この事業地だけでなく、昨年も大半の公的住宅事業で費用が増加した。新婚希望タウンが予定されたキョンギ・ナミヤンジュのジンジョプ2地区A3ブロックは、事業費が従来の1044億ウォンから1750億ウォンへと706億ウォン(67.7%)増加した。ファソンドンタン2 A78ブロックも、従来4562億ウォンだった事業費が5819億ウォンとなり、1257億ウォン(27.5%)増えた。
事業費がこのように増えたのは、事業計画の発表以降5年の間に人件費・資材費など工事費が大きく上がったためだ。さらに安全規制の強化などに伴う費用も増加した。昨年下半期のLH住宅建設工事費指数は、分譲住宅基準で122.05と集計された。直前半期比で0.53%上昇し、2020年下半期比では22.05%上昇した。賃貸住宅の工事費指数も122.83で、直前半期比0.59%、2020年下半期比22.83%増加した。
LH住宅建設工事費指数は、共同住宅の建設工事に投入される工事費の期間別変動率を測定する指数である。2020年下半期を基準(100)とする。
問題は、事業費の増加が分譲価格に転嫁され得る点だ。昨年のウィジョンブウジョンA-1ブロックも、工事費の上昇や事業の遅延などで事業費が1888億ウォンから2712億ウォンへと43.6%上がり、分譲価格が上昇した。事前抽選当時、専有面積59㎡の推定分譲価格は3億3361万ウォンだったが、本抽選の分譲価格は3億9075万ウォンとなり、約5700万ウォン上昇した。
コヤンチャンルンA4・S5・S6ブロックも、事前抽選時の推定分譲価格より本抽選の分譲価格が最大1億ウォン程度上がった。事前抽選時より分譲価格が上がったことで、事前抽選の当選者が本抽選を相次いで放棄する事態も発生した。
インチョンゲヤンA9ブロックも事業費の増加により分譲価格が連動して上がる見通しだ。この事業地は2021年に事前抽選を実施した当時、専有面積55㎡の推定分譲価格が3億3913万ウォンと算定された。しかし事業費が大きく上昇したため、今年3月に予定される本抽選では分譲価格の上昇が避けられないとみられる。
ただし、首都圏の不動産市場が上昇基調にあるなかで、インチョンゲヤンA9ブロックも分譲価格が相場より割安になるとの見方があり、昨年のように事前抽選の放棄割合が大きくはならないとみられる。

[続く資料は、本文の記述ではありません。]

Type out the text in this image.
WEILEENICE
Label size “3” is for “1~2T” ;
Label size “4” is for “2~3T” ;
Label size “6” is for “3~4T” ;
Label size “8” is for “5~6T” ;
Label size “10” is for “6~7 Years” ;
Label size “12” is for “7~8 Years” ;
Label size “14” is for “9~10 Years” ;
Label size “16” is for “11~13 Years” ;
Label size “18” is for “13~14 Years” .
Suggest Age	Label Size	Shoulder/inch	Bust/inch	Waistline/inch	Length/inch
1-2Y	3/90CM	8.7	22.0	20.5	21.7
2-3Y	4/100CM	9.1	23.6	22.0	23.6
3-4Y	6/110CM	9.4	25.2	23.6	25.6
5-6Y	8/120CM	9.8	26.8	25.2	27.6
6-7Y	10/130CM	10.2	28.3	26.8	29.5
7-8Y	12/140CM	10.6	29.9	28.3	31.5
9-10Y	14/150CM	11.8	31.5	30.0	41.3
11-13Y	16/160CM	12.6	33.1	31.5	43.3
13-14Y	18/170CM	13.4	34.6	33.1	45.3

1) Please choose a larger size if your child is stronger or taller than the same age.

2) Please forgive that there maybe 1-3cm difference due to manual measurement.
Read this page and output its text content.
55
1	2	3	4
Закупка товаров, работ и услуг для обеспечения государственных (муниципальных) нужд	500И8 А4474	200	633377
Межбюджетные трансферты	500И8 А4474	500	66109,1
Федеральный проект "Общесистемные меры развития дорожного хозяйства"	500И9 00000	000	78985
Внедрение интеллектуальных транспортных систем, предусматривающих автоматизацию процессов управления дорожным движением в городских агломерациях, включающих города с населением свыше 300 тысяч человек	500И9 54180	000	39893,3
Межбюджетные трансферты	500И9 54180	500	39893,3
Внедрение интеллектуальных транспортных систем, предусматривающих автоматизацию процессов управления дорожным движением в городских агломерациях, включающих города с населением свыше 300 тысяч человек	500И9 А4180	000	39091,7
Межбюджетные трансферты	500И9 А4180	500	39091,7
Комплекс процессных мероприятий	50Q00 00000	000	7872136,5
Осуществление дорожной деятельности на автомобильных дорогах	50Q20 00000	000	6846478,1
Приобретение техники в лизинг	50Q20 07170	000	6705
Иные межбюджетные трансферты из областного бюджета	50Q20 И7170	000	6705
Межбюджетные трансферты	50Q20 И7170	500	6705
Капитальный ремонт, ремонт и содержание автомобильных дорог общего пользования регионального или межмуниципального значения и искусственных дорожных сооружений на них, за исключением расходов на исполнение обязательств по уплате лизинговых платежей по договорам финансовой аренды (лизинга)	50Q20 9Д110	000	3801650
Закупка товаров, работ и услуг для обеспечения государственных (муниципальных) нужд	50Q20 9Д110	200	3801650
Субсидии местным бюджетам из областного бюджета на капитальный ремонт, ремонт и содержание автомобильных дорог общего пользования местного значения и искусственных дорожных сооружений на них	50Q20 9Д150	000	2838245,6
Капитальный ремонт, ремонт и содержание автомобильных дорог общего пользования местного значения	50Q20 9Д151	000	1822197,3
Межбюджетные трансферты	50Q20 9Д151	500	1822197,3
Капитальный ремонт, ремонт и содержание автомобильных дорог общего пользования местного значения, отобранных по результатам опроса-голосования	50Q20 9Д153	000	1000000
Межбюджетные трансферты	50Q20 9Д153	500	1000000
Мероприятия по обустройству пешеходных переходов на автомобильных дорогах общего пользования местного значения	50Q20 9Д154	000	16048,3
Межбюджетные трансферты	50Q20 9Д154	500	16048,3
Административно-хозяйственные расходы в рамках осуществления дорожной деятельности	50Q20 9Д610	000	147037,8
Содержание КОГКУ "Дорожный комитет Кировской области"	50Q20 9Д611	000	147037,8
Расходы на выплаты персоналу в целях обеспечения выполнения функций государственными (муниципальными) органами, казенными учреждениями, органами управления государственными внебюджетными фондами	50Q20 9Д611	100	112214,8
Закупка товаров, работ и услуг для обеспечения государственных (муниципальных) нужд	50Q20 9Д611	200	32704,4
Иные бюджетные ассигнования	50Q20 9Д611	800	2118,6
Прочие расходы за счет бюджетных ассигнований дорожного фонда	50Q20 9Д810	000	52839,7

LHは、事業費増加の負担が国民に転嫁されないようにするとの立場だ。LH関係者は「インチョンゲヤンA9ブロックは2021年に事業承認を申請した場所で、それ以降、建設費はもちろん補償単価も大きく上がり、事業費も上昇することになった」と述べ、「ただし、このブロックは分譲価格の上限制度が適用される場所で、周辺の相場や鑑定価格などを踏まえて分譲価格が決まるため、事業費が上がった分がすべて分譲価格に転嫁されるとは言い難い」と説明した。